Garder une marge de manœuvre
Dans une configuration différente, Daniel Boulbin, également producteur de lait à Pommerit-le-Vicomte, a contractualisé 70 de ses 73 ha. Situé sur le BV du Trieux il s’est engagé pour la réduction d’herbicides et l’entretien du bocage. « Compte tenu de mon parcellaire, seulement 11 ha directement accessible au pâturage, j’évolue dans un système plus intensif : 32-33 ha de céréales, 14 ha d’herbe, le reste en maïs ». Sur maïs, j’ai repris le labour. Au semis je réduis l’écartement entre les rangs à 50 cm, avec un écartement plus important entre les graines, et j’interviens tôt sur des mauvaises herbes jeunes. « Un premier passage à 0,2 L de Milagro et 0,2 L de Calisto et un deuxième passage en fonction de la flore présente ». Il s’est aussi équipé d’un déchaumeur à dents et pratique du semis du couvert en lignes après céréales pour bien couvrir le sol. Rapidement il a réussi à faire baisser son IFT. « Au bout d’un an, je suis au niveau de la 3e ou 4e année ».
Les agriculteurs affichent la même satisfaction de s’être engagés, même si, comme leurs autres collègues signataires des MAE, ils apprécient peu les retards de paiement des aides.
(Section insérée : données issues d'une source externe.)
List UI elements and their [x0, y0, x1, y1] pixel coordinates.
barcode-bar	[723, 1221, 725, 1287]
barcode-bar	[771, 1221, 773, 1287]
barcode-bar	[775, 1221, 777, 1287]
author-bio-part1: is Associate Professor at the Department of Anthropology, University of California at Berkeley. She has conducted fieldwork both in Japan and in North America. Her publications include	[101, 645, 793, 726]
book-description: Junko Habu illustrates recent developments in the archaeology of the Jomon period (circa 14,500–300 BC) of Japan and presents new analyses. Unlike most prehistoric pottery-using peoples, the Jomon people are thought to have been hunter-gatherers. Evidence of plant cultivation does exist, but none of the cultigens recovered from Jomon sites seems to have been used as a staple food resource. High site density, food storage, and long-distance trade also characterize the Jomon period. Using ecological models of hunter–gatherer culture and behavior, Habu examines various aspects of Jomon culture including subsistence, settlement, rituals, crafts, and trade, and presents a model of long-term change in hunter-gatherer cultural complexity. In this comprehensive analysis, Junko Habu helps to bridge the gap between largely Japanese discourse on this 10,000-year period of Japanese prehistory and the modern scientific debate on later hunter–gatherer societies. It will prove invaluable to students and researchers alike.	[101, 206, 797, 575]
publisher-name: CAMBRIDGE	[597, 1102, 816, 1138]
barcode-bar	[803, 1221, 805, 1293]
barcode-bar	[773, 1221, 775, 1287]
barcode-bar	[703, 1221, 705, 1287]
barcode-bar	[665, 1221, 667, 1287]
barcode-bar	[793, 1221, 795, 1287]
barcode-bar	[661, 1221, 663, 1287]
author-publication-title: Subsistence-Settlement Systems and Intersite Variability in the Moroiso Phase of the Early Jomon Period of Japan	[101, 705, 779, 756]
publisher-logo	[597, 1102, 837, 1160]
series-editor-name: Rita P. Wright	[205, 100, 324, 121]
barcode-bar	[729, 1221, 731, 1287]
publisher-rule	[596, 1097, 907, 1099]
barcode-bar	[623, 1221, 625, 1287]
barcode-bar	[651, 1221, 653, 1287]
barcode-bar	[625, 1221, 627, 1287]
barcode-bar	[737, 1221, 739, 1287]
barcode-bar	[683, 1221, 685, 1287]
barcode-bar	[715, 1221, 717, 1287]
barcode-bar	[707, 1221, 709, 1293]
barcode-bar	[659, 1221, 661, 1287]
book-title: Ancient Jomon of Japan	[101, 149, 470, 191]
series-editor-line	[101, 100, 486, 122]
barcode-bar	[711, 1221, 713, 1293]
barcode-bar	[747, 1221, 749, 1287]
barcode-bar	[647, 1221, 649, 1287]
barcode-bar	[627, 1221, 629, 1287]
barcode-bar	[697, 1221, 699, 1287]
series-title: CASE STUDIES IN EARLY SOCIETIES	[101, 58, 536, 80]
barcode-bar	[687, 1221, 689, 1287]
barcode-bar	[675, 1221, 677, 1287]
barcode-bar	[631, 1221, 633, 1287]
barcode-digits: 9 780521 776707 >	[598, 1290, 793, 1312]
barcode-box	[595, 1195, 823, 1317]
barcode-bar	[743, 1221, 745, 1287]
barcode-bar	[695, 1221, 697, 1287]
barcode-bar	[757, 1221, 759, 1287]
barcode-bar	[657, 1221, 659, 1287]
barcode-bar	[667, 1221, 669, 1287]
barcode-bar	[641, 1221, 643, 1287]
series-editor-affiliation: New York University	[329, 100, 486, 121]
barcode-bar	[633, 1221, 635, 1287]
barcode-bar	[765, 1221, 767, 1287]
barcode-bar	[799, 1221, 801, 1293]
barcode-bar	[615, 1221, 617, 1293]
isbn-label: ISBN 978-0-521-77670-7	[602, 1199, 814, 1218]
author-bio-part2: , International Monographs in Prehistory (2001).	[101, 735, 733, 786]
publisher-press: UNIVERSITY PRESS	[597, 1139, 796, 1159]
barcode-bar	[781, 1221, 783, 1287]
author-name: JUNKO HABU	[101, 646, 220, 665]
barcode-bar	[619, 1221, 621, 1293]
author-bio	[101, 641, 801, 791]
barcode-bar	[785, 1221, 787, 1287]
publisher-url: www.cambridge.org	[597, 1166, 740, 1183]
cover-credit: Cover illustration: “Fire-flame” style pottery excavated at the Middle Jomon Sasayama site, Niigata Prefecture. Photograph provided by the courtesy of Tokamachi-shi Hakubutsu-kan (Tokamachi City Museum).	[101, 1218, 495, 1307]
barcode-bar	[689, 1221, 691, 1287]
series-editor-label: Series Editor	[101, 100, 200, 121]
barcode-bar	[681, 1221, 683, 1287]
Par contre, ils se veulent réalistes. « Les contraintes existent, il faut le savoir. Et surtout faire un bon diagnostic au départ, surtout pour ceux qui s’engagent dans une MAE réduction de la fertilisation. Il faut y aller en sachant où l’on va, faire ses calculs et se projeter dans l’avenir ». C’est ce qui a conduit Frédéric et Céline Guével à ne pas engager l’ensemble des surfaces de l’exploita-tion. « Nous voulions garder une marge de manœuvre », conclut Frédéric. Les partenaires, Smega, Chambre d’agriculture, accompagnent les projets pour faire les bons choix en fonction des objectifs.
Pierre Dénès
100 exploitations pour plus de 3000 ha
Une centaine d’engagement sur les 1500 exploitations que comporte le territoire du SMEGA (Syndicat mixte environnemental du Goëlo-Argoat) ont été concrétisées sur 2009-2010. Sur les trois bassins versants concernés (IC , Leff et Trieux) 3070 ha de grandes cultures ont ainsi été contractualisées, 200 km de haies et 162 ha de MAE « Gestion extensive des prairies humides ». Il faudrait y ajouter dans le cadre des MAE nationales, les engagements SFEI, conversion ou maintien de l’agriculture biologique. 2011 constituera la dernière année de possibilité d’engagement pour les BV du Leff et du Trieux. Pour l’Ic et ses côtiers dans le cadre du projet territoriales algues vertes, de nouvelles MAE devraient être proposées.
Légende photo : Céline Quélo, animatrice du Smega, Jean-Pierre Giuntini, vice-président du Smega, Frédéric Guével, Daniel Boulbin, et Benoît Le Roux , animateur agricole de la Chambre d’Agriculture sur le bassin versant.